А потому "нельзя отвергнуть, – как писал в первой половине XIX в. Я. И. Баршев, – что частое исследование преступлений и частый опыт, что в жизни человека много низкого и недостойного, может сделать уголовного судью недоверчивым и дать ему повод при первом следствии предполагать уже в следимом деянии преступление".
Эту же мысль практически повторил Ганс Гросс – думаем, что работа русского ученого ему была неизвестна: "С. (следователь – авт.) приступает к следствию уже не свободным от некоторой предвзятости".
Уже в наше время Г. Н. Изюров и Л. А. Зашляпин комментируют это высказывание Г. Гросса следующим образом: "Предвзятость или, точнее, нацеленность на что-то (предвидение результата) является одной из существенных характеристик следователя (стороны обвинения)".
Нельзя, говоря об этом, не отметить, что, как о том свидетельствуют наши включенные наблюдения и опросы следователей, если неочевидное преступление не раскрыть в ближайшие несколько суток, вероятность этого снижается наполовину. Если это не удается за несколько первых недель, то вероятность его раскрытия катастрофически уменьшается…
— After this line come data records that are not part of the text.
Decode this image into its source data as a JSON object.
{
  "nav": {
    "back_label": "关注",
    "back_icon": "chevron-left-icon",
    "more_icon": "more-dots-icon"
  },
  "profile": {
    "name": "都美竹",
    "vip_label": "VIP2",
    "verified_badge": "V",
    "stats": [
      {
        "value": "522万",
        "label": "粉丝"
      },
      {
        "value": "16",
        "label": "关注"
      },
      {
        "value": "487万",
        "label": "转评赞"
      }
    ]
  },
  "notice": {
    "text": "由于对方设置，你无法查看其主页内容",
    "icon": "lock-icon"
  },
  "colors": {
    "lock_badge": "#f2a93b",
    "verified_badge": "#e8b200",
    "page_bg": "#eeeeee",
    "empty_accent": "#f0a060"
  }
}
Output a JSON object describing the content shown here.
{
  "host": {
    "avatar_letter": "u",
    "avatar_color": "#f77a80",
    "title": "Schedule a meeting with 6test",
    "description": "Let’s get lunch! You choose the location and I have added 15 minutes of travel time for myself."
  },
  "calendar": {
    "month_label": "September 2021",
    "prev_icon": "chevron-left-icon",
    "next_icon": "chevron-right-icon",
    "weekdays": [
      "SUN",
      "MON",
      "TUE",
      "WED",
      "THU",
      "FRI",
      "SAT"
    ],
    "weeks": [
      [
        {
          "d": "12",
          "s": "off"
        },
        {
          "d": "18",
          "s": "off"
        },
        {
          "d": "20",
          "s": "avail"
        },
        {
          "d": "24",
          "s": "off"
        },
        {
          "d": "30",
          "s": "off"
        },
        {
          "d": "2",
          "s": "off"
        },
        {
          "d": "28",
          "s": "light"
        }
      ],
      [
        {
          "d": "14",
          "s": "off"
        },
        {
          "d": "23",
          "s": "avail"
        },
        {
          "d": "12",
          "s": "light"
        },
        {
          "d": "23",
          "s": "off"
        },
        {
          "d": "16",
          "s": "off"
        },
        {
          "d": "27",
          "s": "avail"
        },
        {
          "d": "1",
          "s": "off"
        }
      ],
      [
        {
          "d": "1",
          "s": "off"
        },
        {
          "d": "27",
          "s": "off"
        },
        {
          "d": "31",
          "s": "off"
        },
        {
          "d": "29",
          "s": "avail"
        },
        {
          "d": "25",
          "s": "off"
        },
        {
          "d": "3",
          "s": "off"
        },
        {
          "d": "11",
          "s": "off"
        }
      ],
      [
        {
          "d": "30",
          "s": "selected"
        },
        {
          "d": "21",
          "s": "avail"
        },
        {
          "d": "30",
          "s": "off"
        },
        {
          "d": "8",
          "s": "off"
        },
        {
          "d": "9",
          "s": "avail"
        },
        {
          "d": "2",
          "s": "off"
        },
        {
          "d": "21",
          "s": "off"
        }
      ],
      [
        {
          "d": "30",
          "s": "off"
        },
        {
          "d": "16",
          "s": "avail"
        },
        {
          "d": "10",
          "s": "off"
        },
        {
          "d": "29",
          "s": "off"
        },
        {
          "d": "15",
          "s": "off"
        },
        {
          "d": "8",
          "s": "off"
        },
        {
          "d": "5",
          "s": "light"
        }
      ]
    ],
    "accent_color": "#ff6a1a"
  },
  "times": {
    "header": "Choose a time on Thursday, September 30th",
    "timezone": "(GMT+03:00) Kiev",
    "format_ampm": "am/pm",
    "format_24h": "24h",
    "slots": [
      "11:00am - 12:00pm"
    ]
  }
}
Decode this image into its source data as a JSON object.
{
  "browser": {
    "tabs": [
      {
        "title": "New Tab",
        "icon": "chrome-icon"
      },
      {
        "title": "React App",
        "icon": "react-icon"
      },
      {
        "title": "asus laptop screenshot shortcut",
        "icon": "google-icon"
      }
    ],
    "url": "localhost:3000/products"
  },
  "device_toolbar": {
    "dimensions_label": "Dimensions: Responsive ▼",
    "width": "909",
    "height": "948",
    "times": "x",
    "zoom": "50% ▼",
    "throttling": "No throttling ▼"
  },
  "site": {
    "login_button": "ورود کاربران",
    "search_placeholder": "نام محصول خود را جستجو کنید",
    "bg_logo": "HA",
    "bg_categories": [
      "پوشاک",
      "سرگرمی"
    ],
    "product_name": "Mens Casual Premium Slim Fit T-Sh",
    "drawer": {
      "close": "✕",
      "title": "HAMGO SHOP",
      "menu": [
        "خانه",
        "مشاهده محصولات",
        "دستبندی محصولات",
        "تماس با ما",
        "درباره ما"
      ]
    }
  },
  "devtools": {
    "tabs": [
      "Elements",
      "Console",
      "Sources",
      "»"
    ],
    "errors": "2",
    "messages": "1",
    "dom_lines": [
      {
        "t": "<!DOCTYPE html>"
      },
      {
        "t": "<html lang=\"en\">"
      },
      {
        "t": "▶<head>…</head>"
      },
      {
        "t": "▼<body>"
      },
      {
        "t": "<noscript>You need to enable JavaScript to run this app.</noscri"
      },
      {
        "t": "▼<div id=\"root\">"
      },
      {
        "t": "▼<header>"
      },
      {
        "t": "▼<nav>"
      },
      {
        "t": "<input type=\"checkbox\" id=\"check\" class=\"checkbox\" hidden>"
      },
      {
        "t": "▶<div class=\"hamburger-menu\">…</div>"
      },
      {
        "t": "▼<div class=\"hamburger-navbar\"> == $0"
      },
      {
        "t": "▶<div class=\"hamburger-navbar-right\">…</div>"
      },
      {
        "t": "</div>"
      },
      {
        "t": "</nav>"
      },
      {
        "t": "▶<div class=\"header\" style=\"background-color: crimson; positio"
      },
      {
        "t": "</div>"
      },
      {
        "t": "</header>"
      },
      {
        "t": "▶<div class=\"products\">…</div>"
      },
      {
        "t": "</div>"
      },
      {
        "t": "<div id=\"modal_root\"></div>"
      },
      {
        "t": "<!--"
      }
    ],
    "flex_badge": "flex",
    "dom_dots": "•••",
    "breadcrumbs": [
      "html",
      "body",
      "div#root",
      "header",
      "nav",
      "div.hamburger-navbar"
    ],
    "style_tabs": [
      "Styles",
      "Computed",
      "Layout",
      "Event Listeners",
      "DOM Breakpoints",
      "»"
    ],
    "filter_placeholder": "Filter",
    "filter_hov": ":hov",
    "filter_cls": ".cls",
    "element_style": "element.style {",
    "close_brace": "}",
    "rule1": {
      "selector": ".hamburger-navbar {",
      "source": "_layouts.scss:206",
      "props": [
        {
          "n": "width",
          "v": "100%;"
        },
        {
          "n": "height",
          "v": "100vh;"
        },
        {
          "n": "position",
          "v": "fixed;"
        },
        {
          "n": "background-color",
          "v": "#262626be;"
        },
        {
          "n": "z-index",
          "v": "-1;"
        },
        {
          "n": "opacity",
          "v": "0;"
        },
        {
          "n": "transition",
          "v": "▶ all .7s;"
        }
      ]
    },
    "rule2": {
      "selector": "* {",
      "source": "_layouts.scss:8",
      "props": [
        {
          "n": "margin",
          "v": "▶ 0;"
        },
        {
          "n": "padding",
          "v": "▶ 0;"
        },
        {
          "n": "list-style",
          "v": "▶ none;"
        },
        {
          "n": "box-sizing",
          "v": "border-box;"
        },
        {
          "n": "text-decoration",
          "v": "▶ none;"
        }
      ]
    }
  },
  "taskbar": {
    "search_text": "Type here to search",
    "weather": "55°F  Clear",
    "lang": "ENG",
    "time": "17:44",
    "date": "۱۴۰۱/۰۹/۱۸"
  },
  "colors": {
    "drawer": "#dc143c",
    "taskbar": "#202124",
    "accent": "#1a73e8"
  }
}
И лишь одно это свидетельствует о необходимости наступательной позиции следователя, не преходящей, однако, в его обвинительный уклон, недопустимость и, по сути, противоправность которого (что обосновывалось нами чуть выше) никем под сомнения не ставятся.
Следует также учитывать объективно за многие годы сложившуюся "палочную" систему оценки качества работы следователей – зависимость ее от количества направленных в суд уголовных дел, от числа возвращенных прокурором дел для доследования. Также эта оценка, как известно, связывается с количеством дел, возращенных судом для устранения препятствий для их рассмотрения и тем более с числом постановленных по делам судами оправдательных приговоров и т. п.
Такая система оценки работы во многих случаях ведет к извращению допустимой и правомерной обвинительной позиции следователя, зачастую превращает ее в обвинительный уклон в изложенном выше понимании этого феномена.
На этой проблеме, имеющей непосредственное отношение к рассматриваемой теме, представляется необходимым остановиться вновь, но уже несколько подробнее.
Мы, как и многие другие специалисты в области уголовного судопроизводства, как сказано, убеждены, что именно "палочная" система отчетности является одной из основных причин существующего феномена обвинительного уклона в уголовном преследовании вплоть до настоящего времени.
В то же время, будем откровенны, иные дееспособные критерии оценки качества работы следователей, прокуроров если и существуют, то, во всяком случае, таковые нам неизвестны.
В качестве некоего утешения.
Эта коллизия, как и многие другие проблемы уголовного судопроизводства, в том числе и обвинительного уклона в нем, носит интернациональный характер.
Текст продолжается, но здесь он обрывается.